Las resoluciones de la IV Convención de Ginebra de 1949 abordaron el tema de la aprehensión y confiscación de propiedades de la población de los territorios ocupados, así como las actividades de colonización y de transferencia y expulsión de población civil del territorio bajo la autoridad y el poder de la potencia ocupante. Por citar un artículo entre tantos, el artículo 49 establece que La potencia ocupante no podrá proceder a deportar o transferir a una parte de su propia población civil al territorio por ella ocupado.

Al construir asentamientos, Israel no se limita a violar el derecho internacional sino también todas las resoluciones de la legitimidad internacional que prohíben la anexión de territorios por la fuerza. Desde la creación del primer asentamiento hasta la colocación de la primera piedra del asentamiento de Jabel Elmokaber en Jerusalén, el 7 de octubre de 2009, Israel –con 440 asentamientos hasta la fecha– continúa creando hechos consumados en el territorio ocupado y de continuar todo así, no les quedará a los palestinos nada para negociar.

Hasta la fecha, decenas de resoluciones emitidas por el Consejo de Seguridad y por la Asamblea General de Naciones Unidas han condenado la construcción de asentamientos, negando cualquier estatuto jurídico para la construcción de los mismos y exigiendo su desmantelamiento. El mismo Acuerdo de Oslo firmado por Israel y que por fin incluye explícitamente los asentamientos, fue también violado por Israel insistiendo en no respetar la hoja de ruta que en su primer párrafo exige el fin de la colonización y de la creación de nuevos hechos consumados hasta la resolución de las cuestiones finales del conflicto.

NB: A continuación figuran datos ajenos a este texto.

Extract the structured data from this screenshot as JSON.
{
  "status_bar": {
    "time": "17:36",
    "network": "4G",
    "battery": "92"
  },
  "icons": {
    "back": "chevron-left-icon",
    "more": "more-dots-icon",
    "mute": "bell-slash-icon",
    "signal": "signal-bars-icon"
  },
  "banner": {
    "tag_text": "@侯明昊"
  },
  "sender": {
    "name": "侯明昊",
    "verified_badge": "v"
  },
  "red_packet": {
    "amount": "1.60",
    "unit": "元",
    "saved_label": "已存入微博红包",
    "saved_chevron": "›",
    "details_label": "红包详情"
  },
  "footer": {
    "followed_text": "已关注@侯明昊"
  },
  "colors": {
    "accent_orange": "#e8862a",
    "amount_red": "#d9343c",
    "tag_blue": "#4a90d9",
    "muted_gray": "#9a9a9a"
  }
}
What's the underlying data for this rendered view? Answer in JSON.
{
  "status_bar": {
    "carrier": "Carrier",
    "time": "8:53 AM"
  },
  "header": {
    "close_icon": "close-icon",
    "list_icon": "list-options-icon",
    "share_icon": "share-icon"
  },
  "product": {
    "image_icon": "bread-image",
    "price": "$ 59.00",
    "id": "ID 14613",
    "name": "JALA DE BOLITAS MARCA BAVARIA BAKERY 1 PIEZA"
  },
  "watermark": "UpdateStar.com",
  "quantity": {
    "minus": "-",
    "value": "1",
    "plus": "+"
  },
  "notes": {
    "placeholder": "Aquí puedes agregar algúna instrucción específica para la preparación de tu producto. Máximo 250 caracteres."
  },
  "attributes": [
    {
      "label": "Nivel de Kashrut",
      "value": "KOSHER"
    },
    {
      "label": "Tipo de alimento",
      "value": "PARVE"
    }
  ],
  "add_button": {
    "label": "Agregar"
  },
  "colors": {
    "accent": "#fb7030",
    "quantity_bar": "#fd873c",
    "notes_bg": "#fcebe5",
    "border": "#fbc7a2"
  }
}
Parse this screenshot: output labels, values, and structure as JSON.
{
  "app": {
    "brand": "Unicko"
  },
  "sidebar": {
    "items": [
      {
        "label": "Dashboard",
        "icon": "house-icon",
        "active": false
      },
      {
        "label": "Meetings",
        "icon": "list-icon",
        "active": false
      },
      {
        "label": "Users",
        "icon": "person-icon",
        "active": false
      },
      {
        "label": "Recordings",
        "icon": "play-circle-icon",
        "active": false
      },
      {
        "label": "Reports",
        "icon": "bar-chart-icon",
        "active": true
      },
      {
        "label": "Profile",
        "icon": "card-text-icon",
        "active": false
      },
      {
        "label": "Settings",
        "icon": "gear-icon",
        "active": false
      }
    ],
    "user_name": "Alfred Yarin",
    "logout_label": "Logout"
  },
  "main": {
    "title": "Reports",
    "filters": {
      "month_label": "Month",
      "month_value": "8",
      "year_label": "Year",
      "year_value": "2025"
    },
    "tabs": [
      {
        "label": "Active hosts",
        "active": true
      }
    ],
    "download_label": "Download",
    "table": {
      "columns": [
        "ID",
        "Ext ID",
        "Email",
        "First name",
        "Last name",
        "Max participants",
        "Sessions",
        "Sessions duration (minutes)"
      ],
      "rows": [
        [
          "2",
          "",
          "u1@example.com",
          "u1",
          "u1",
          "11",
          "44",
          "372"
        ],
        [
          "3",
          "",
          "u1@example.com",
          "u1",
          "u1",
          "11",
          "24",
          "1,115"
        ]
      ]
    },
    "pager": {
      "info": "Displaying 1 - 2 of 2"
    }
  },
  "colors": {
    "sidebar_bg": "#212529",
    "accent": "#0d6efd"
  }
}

Desde el inicio del proceso de paz y el reconocimiento mutuo entre Israel y la OLP hasta la fecha, el número de asentamientos se ha duplicado varias veces mientras todas las protestas, apelaciones e incluso la presión estadunidense y europea enfrentan una infinita arrogancia israelí y un conjunto de argumentos frágiles, como el de que las colonias fueron construidas en terrenos abandonados o de Estado. Nótese que esta afirmación surgió después de la clasificación de los terrenos como tales por parte de las fuerzas ocupantes israelíes. Los palestinos continúan teniendo en su posesión documentos de propiedad, no sólo antes de la ocupación sino antes de la misma creación del Estado de Israel. Se sabe que la ley militar israelí prohíbe la revisión de decisiones de confiscación.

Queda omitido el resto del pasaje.